Course Description
Course Overview
Machine learning is a subfield of Artificial Intelligence that focuses on enabling machines to learn from their environment autonomously, without external assistance or intervention. The Machine Learning course offers a comprehensive introduction to the principles and techniques of machine learning, enabling students to build predictive models and extract insights from data. The course covers a wide range of topics, including supervised and unsupervised learning, model evaluation, feature selection, and model optimization. Students will learn how to apply machine learning algorithms to real-world datasets and gain hands-on experience in developing machine learning solutions. Through this machine learning course, learners will gain the skills and knowledge necessary to navigate this fascinating field. They will explore the principles, techniques, and tools used in machine learning and discover how to effectively apply them.
Prerequisites
- Basic programming skills (preferably in Python)
- Familiarity with data structures and algorithms
- Understanding of probability and statistics
- Knowledge of linear algebra and calculus
- Some exposure to computer science concepts and algorithms
Methodology
The course adopts a blended learning approach, combining theoretical lectures, practical coding exercises, and hands-on labs. The lectures provide a solid understanding of machine learning principles, algorithms, and techniques. The practical coding exercises help students implement and apply machine learning algorithms to various datasets. The labs offer opportunities to work on larger projects and gain practical experience in building end-to-end machine learning solutions.
Course Outline
Introduction to Machine Learning
Overview of machine learning concepts and applications
Types of machine learning algorithms
The machine learning workflow
Supervised Learning
Linear regression
Logistic regression
Decision trees and ensemble methods (e.g., random forests, gradient boosting)

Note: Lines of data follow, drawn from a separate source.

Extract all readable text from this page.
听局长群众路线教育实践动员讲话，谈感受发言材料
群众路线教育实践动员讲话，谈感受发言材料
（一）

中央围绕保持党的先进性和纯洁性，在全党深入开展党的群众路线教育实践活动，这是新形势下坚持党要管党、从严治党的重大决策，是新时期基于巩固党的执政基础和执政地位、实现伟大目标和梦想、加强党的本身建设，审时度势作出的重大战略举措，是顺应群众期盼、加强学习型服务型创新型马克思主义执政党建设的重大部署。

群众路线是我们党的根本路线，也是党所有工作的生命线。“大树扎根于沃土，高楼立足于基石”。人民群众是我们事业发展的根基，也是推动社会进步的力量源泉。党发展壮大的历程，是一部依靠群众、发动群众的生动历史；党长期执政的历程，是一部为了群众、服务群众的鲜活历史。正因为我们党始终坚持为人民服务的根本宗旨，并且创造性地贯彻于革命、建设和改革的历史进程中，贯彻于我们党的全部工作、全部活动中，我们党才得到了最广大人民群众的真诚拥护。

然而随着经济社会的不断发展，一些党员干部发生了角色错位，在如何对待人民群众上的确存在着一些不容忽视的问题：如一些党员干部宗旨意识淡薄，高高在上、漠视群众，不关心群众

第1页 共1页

Model Evaluation and Selection
Training set, validation set, and test set
Evaluation metrics (e.g., accuracy, precision, recall, F1-score)
Cross-validation and hyperparameter tuning
Unsupervised Learning
Clustering algorithms (e.g., k-means, hierarchical clustering)
Dimensionality reduction techniques (e.g., principal component analysis, t-SNE)
Feature Engineering and Selection
Handling missing data
Feature scaling and normalization
Feature selection techniques (e.g., forward selection, backward elimination)
Neural Networks and Deep Learning
Introduction to artificial neural networks
Feedforward neural networks and backpropagation
Convolutional neural networks and recurrent neural networks
Model Deployment and Interpretation
Model deployment options (e.g., web services, APIs)
Model interpretation and explainability techniques
Monitoring and updating deployed models
Advanced Topics in Machine Learning
Support Vector Machines (SVM)
Reinforcement Learning
Generative Adversarial Networks (GANs)
Outcome
Upon completing the course, students will:
- Understand the fundamental concepts, algorithms, and techniques of machine learning.
- Be able to apply supervised and unsupervised learning algorithms to solve real-world problems.
- Gain proficiency in popular machine learning libraries and frameworks (e.g., scikit-learn, TensorFlow).
- Evaluate and select appropriate models based on evaluation metrics and validation techniques.
- Perform feature engineering and selection to improve model performance.
- Have hands-on experience in developing and deploying machine learning solutions.
Labs
The course includes hands-on labs to reinforce the theoretical concepts and provide practical experience. The labs may include:
- Implementing linear regression for predicting housing prices based on a dataset.
- Building a decision tree classifier for a classification task (e.g., spam detection) using scikit-learn.
- Applying clustering algorithms (e.g., k-means) to group similar data points in a dataset.
- Developing a convolutional neural network (CNN) for image classification on a dataset (e.g., MNIST).
- Performing feature selection and engineering techniques on a dataset to improve model performance.
- Deploying a trained machine learning model as a web service using Flask or other frameworks.